Look out for bread and cereals with the 'fortified with folic acid' symbol.
On 17 May 2007, the Food Standards Agency Board agreed unanimously that 'mandatory fortification' with folic acid should be introduced, alongside controls on voluntary fortification and advice on the use of supplements.
Mandatory fortification means that it would be compulsory to add folic acid to either bread or flour. The purpose of mandatory fortification with folic acid is to reduce the number of neural tube defects. The Scientific Advisory Committee on Nutrition (SACN) estimated that there are between 700 and 900 pregnancies affected by neural tube defects each year. Read more...
Department of Health recommends that you start taking Folic Acid as soon as you come off contraception and start thinking of having a baby.
Once you start taking Folic Acid, this should be continued upto the 12th week of pregnancy. Folic acid is especially important in the initial time after conception when the baby's spine is being formed. According to Dr Margo Whiteford, a baby's spinal cord develops within the first four weeks of pregnancy so by that stage its too late. In addition to taking a supplement (a recommended dose of 400 microgram and this may vary depending on your condition and medical history), it is highly recommended that you have a folic acid rich diet as this is beneficial for the development of the baby.

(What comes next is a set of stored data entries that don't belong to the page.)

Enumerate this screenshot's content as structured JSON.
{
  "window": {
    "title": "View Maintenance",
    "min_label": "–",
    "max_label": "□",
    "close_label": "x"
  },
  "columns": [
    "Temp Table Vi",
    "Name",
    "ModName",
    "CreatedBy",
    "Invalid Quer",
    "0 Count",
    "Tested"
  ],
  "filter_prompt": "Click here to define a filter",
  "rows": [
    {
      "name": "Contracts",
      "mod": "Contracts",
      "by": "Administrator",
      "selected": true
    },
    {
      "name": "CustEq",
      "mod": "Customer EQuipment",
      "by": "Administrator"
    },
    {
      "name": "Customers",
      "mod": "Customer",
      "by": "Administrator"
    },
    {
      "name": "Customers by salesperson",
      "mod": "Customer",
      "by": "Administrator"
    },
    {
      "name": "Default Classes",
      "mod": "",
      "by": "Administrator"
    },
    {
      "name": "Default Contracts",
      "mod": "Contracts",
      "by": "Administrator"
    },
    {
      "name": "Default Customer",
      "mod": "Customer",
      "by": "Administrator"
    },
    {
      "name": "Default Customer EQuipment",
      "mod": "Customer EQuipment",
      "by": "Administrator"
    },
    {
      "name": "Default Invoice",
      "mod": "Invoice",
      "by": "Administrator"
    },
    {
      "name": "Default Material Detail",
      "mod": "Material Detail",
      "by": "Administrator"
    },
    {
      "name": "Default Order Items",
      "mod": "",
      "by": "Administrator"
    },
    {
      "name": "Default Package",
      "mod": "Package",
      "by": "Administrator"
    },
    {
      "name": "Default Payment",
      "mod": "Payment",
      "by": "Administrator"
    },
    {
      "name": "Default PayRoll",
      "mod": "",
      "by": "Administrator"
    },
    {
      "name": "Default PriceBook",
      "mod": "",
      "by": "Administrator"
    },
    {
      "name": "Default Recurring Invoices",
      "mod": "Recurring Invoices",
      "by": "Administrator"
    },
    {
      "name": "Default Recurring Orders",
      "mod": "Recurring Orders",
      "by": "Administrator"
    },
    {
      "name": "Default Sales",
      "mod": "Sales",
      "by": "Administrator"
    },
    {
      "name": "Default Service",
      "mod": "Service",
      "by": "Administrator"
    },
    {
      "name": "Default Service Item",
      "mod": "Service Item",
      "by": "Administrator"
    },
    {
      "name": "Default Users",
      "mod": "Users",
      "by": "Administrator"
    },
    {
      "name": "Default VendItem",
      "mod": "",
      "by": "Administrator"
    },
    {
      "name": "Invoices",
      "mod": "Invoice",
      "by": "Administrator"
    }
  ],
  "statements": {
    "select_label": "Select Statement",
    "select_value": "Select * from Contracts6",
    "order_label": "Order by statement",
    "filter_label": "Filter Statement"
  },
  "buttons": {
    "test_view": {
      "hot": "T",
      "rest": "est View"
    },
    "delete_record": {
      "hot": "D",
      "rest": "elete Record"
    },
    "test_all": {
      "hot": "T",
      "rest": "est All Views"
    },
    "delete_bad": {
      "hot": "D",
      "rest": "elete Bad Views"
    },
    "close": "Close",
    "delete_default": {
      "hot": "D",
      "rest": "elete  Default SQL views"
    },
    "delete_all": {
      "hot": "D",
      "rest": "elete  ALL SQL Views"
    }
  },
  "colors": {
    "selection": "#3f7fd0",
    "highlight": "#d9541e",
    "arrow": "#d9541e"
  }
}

Foods with high folic acid content include green leafy vegetables (such as spinach and spring greens), peas, brussel sprouts, chick peas, broccoli, fortified breakfast cereals and brown rice. Wholemeal bread is also a good source of folic acid. Overcooking vegetables destroys the folic acid and hence steaming is a gentler way to cook than boil. Liver is a great source of folic acid, but is not a good idea when pregnant or planning a pregnancy. This is because it also contains high levels of vitamin A, which may harm your baby.